Data size and functionality requirements for computing are increasing, according to the expectation that hardware performance will continue to improve, irrespective of the actual implementation. However, the end of roadmapped technological scaling is anticipated in a few technology nodes, mainly for cost reasons down to the 7nm FinFET gate length node.
In this context, vertical integration is an attractive approach thanks of its intrinsic 3D nature, which is more favorable to scale the contacted gate pitch. The vertical NW (nanowire) array based transistor is much easier to manufacture because the gate length is simply defined by the thickness of the deposited gate material. A few years ago, the industry considered this transistor to be too extreme a device modification. However, very recently, this situation has changed, with several major actors (Intel, TSMC, IMEC) that now consider the concept of vertical NW transistors as a credible option for sub-7nm node. Further, enhanced functionality can be achieved with doping techniques leading to the stacking of N and P type transistors. Accordingly, new architectures are mandatory. Many conceptual ideas already exist for non-conventional logic circuit design. They are usually based on emerging device technologies which have been developed and extensively characterized at laboratory level. However, due to the broad gap between device research and technology optimization, no vertical logic circuit demonstrators exist. The LEGO project is intended to fill the gap between device research and innovative logic circuit implementation through the following objectives:
- demonstrate the proof of concept of stacked vertical NWFET for non-conventional logic circuit
- develop a design kit including compact models to support the circuit design flow
- prove enhanced logic functionality and logic circuit operation in terms of propagation delay, dynamic and static power consumption, resilience to temperature and supply voltage variation
- assess the technology roadmap improvements and the associated logic performance metrics.

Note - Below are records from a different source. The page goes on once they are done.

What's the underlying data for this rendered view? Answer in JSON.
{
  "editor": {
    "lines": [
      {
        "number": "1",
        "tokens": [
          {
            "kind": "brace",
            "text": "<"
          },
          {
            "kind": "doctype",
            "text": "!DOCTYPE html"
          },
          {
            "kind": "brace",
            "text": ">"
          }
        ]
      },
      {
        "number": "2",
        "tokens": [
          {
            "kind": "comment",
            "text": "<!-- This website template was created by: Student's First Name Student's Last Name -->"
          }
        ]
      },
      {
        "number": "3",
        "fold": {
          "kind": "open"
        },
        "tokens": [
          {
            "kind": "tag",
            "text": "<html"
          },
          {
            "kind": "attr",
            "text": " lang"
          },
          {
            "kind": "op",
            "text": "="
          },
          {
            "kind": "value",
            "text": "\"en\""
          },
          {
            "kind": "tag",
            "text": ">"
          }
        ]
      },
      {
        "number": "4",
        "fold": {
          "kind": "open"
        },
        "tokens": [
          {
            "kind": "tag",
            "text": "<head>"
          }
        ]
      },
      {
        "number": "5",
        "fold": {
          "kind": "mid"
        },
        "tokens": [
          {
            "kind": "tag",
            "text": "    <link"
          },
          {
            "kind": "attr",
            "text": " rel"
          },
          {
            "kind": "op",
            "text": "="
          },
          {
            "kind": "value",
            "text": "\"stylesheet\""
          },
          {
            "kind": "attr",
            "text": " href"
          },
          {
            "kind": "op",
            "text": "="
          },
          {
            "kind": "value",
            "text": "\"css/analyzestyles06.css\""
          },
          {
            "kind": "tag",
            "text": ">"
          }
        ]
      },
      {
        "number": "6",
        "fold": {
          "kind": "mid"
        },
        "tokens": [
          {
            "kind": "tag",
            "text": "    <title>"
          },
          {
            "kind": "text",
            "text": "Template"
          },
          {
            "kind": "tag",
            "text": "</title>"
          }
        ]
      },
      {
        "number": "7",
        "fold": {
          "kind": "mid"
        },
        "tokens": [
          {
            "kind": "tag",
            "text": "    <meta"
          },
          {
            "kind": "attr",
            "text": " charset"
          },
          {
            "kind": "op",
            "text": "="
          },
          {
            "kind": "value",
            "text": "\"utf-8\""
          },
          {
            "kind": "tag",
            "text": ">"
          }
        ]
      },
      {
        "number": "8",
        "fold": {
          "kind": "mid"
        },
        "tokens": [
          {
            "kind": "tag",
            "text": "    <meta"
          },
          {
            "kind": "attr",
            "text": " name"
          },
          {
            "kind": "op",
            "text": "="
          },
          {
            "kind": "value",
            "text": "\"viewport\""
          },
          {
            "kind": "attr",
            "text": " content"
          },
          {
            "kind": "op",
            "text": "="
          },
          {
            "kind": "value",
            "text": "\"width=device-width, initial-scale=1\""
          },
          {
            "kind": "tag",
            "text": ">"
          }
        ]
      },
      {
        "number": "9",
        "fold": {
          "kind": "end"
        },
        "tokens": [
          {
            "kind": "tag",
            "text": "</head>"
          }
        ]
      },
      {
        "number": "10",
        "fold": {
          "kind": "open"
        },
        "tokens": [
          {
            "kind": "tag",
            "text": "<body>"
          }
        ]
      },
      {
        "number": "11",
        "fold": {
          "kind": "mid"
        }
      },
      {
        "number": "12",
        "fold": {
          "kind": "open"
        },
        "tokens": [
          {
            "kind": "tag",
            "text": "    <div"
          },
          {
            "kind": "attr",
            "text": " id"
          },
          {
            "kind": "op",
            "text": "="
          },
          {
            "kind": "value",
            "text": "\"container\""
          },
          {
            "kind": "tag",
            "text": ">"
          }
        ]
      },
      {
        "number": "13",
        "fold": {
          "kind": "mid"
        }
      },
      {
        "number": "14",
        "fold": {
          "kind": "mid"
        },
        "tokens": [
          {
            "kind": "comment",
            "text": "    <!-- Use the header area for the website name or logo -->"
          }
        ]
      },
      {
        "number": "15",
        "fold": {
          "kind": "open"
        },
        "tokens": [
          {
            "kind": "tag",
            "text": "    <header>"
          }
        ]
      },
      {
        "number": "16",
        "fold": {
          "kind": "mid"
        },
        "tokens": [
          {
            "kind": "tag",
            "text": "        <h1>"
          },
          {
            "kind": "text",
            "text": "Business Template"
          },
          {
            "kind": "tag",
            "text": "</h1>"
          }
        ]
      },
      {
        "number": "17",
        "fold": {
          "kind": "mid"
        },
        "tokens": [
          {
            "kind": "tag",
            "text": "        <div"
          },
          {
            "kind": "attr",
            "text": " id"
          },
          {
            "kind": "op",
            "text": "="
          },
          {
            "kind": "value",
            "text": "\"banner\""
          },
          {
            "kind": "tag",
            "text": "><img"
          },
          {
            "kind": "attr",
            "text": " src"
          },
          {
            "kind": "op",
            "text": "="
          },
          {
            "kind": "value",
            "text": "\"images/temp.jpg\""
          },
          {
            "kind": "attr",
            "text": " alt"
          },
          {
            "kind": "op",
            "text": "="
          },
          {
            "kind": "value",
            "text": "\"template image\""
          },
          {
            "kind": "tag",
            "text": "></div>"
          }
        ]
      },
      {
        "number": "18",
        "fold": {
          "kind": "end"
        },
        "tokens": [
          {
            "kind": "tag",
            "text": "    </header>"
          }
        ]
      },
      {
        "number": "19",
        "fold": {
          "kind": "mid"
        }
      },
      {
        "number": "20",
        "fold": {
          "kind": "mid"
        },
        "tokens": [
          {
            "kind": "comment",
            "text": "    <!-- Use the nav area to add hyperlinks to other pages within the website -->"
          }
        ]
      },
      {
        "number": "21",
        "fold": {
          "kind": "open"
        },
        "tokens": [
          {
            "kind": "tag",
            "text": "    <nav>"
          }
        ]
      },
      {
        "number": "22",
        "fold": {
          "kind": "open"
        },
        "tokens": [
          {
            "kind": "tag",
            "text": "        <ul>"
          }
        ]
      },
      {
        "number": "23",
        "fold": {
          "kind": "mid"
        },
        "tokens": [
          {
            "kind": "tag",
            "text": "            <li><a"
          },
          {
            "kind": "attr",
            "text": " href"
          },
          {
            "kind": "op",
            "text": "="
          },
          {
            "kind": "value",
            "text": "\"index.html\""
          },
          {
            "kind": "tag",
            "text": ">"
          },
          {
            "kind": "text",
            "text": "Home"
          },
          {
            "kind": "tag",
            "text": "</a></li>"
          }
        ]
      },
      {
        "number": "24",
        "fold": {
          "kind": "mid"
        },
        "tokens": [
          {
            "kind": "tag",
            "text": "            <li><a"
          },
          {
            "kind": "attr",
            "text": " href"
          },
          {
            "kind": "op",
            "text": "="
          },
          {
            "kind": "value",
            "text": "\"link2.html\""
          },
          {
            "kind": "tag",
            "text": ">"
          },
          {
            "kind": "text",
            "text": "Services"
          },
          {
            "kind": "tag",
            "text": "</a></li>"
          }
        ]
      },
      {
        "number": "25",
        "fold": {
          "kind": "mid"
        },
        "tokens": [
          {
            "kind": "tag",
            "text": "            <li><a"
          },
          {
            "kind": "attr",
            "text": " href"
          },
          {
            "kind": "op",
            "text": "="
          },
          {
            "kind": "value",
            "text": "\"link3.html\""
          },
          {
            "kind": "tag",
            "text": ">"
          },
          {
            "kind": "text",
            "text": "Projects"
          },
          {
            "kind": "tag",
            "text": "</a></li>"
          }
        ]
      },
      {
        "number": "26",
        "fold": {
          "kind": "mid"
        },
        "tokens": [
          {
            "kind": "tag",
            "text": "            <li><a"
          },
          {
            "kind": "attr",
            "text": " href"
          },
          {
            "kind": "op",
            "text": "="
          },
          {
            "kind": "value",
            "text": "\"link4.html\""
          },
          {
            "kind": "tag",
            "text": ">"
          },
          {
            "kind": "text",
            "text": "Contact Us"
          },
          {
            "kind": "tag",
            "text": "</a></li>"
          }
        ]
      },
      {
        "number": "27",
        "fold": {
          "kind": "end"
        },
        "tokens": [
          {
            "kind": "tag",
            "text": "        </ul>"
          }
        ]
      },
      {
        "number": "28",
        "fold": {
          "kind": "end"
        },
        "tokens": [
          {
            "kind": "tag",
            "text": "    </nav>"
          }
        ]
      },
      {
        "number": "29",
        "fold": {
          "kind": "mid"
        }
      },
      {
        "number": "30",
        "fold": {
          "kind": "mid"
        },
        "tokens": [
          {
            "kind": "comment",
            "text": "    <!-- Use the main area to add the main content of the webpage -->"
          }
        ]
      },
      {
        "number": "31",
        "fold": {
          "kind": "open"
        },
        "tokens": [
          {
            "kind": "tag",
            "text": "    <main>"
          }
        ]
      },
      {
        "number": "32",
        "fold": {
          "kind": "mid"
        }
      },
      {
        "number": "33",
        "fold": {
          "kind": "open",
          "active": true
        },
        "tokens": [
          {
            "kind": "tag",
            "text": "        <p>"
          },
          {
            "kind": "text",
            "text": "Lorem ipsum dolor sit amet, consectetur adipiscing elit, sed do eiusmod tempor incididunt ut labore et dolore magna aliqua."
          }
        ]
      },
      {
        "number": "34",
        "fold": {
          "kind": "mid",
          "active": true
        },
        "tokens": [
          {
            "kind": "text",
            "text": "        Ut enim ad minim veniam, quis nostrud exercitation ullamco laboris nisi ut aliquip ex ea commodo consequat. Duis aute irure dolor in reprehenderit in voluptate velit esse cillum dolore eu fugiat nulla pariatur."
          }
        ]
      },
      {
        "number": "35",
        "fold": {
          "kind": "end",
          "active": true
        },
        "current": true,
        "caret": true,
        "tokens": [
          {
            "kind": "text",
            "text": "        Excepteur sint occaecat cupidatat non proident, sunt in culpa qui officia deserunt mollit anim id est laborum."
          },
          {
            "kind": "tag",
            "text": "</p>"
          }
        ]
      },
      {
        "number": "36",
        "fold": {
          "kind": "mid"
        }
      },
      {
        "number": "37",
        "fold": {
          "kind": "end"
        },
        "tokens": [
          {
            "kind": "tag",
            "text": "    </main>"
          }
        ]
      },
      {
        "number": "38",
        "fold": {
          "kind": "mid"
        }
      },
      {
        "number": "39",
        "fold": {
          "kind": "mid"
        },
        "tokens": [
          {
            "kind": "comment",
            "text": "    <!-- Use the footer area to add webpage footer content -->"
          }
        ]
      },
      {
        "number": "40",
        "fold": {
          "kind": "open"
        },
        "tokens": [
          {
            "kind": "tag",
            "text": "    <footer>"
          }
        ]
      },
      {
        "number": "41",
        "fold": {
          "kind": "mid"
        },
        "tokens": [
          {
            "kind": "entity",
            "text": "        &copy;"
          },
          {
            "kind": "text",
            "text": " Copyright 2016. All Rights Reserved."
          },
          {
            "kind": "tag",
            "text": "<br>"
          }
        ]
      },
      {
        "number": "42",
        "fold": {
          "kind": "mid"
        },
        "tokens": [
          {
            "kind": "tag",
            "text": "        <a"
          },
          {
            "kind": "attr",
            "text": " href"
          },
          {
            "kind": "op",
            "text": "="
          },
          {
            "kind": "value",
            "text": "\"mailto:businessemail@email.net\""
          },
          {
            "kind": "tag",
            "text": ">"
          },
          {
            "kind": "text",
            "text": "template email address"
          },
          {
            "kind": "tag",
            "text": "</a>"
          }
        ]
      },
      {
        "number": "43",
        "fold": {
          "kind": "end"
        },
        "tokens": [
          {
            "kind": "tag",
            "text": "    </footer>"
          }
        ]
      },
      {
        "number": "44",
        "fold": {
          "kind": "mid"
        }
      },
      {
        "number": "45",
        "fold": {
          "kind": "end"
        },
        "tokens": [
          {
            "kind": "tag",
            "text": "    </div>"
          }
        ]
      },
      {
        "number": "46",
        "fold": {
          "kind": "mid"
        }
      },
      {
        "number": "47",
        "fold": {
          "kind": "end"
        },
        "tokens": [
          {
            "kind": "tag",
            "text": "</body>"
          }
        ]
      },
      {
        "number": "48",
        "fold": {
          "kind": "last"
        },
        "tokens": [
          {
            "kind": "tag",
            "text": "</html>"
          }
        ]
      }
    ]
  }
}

The partners of the highly qualified and motivated LEGO consortium are especially relevant to address this disruptive design-technology co-optimization: three academic laboratories (LAAS, IMS, INL) bringing appropriate contributions based on excellent expertise and high-level research in the fields of NW fabrication, electrical characterization, compact modelling, and innovative circuit design. The unique technological skills, with five patents held by LAAS on the scaled vertical NW transistor process technology, offer a great opportunity for success in this very high gain project. Previous work, initial developments and past collaborations mean that there are no showstoppers and that the consortium is confident that the project will succeed. The main risks are therefore the delay in technology fabrication. This will be mitigated by the use of initial technology, which enable exploration of novel circuit designs without searching for optimal parameter values. Two logic styles that are well suited to regular fabrics of vertical NWFETs using in LAAS technology:
- majority inverter graphs (MIG) using multiple electrode NWFETs
- pass-transistor logic (PTL) using uniform and hybrid n/p NWFETs
Huge gains in silicon area are expected through the combination of extremely small elementary device footprint and minimal device usage with MIG and PTL design styles. For example, a 1-bit full-adder can be built in PTL with just 3 vertical hybrid n/p nanowires instead of 31 nanowires in standard logic. Such 10x reductions in complexity will lead to similar gains in energy consumption and delay. Therefore, the LEGO project specific objectives are:
- Ground-breaking stacked vertical n- and p- NW Field Effect transistor
- 3D innovative elementary logic building blocks based on stacked n- and p- NW FET
- 4-bit ALU using the actual implementation of two logic styles based on stacked vertical NWFETs.